If a page doesn't show a current last-reviewed date, treat it as out of date and confirm anything important with your prescriber or with the FDA label.

Types of changes we make

We distinguish four kinds of changes, and we handle them differently.

Typo or formatting fixes. Small, non-substantive edits. We make these silently and don't change the last-reviewed date.

Factual corrections. A statement was wrong, incomplete, or misleading. We fix it, update the last-reviewed date, and note the correction in our internal change log. If the error was material to a clinical decision, we add a short visible note on the page until the next full review.

Evidence updates. New labeling, a new guideline, a meaningful new study, or a withdrawn recommendation. We update the affected sections, refresh the last-reviewed date, and refresh the sources list.

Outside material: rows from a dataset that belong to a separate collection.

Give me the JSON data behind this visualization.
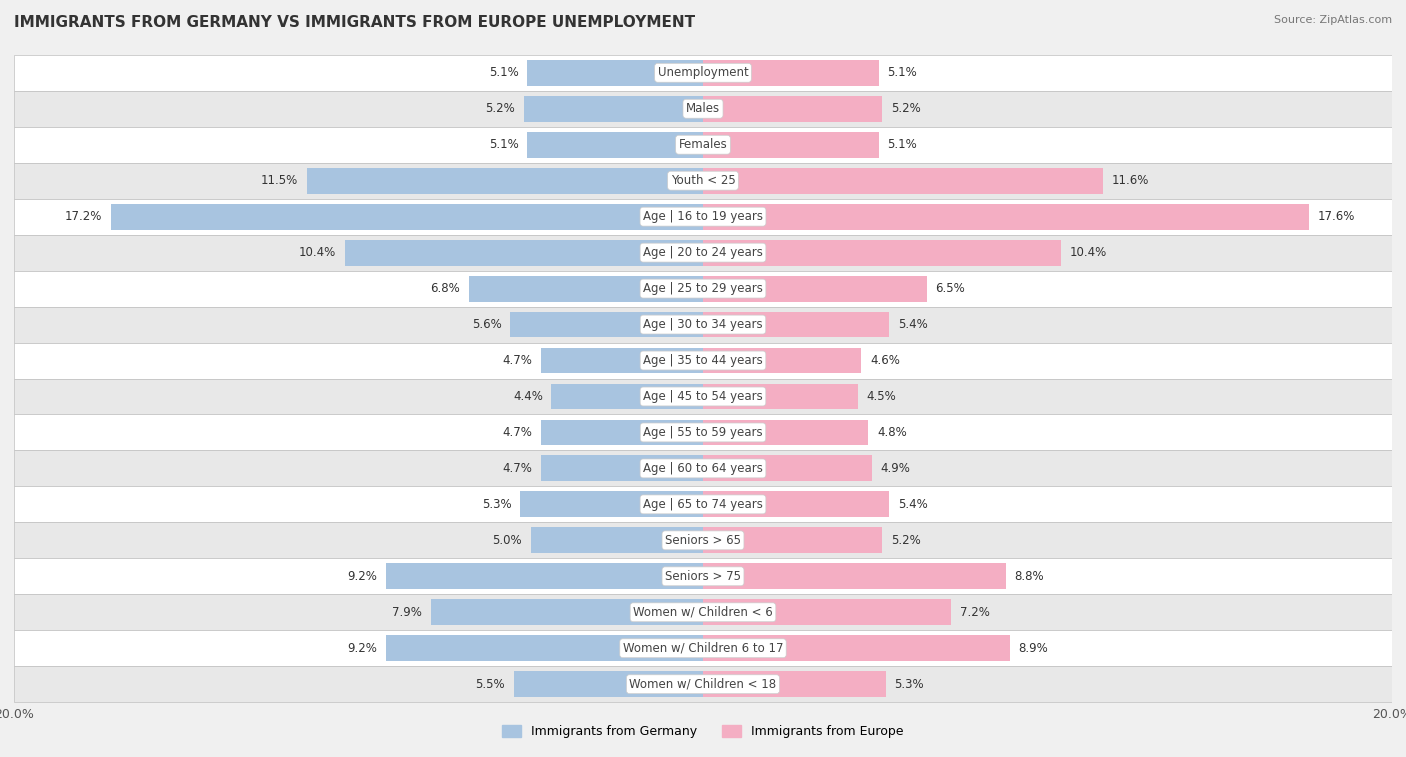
{
  "title": "IMMIGRANTS FROM GERMANY VS IMMIGRANTS FROM EUROPE UNEMPLOYMENT",
  "source": "Source: ZipAtlas.com",
  "categories": [
    "Unemployment",
    "Males",
    "Females",
    "Youth < 25",
    "Age | 16 to 19 years",
    "Age | 20 to 24 years",
    "Age | 25 to 29 years",
    "Age | 30 to 34 years",
    "Age | 35 to 44 years",
    "Age | 45 to 54 years",
    "Age | 55 to 59 years",
    "Age | 60 to 64 years",
    "Age | 65 to 74 years",
    "Seniors > 65",
    "Seniors > 75",
    "Women w/ Children < 6",
    "Women w/ Children 6 to 17",
    "Women w/ Children < 18"
  ],
  "germany_values": [
    5.1,
    5.2,
    5.1,
    11.5,
    17.2,
    10.4,
    6.8,
    5.6,
    4.7,
    4.4,
    4.7,
    4.7,
    5.3,
    5.0,
    9.2,
    7.9,
    9.2,
    5.5
  ],
  "europe_values": [
    5.1,
    5.2,
    5.1,
    11.6,
    17.6,
    10.4,
    6.5,
    5.4,
    4.6,
    4.5,
    4.8,
    4.9,
    5.4,
    5.2,
    8.8,
    7.2,
    8.9,
    5.3
  ],
  "germany_color": "#a8c4e0",
  "europe_color": "#f4aec3",
  "background_color": "#f0f0f0",
  "row_color_even": "#ffffff",
  "row_color_odd": "#e8e8e8",
  "axis_max": 20.0,
  "legend_germany": "Immigrants from Germany",
  "legend_europe": "Immigrants from Europe",
  "title_fontsize": 11,
  "label_fontsize": 8.5,
  "source_fontsize": 8
}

Publication updates. Larger rewrites for clarity, structure, or scope. We update the last-reviewed date and the sources list.

How a correction is processed

When a possible error is reported, the editor reads the report, pulls the current FDA label and any relevant guideline, and compares them with the page. If a correction is warranted, the page is updated and re-reviewed by Shariq Refai, MD, MBA, before the change goes live.

How to report something

The fastest way to report a possible error is by email to support@psychiatryrx.org. It helps if you include:

  • The page URL.
  • The sentence or section you are concerned about.
  • A source you are comparing it to, if you have one.

You don't have to be a clinician to report something. Plain-language reports are welcome, and we read every one.

What we won't do

We won't change a page to make a medication, a class, or a provider look better or worse than the evidence supports. We won't remove a warning because it's uncomfortable. Editorial decisions about content stay with the medical editor, not with anyone with a financial interest in the topic.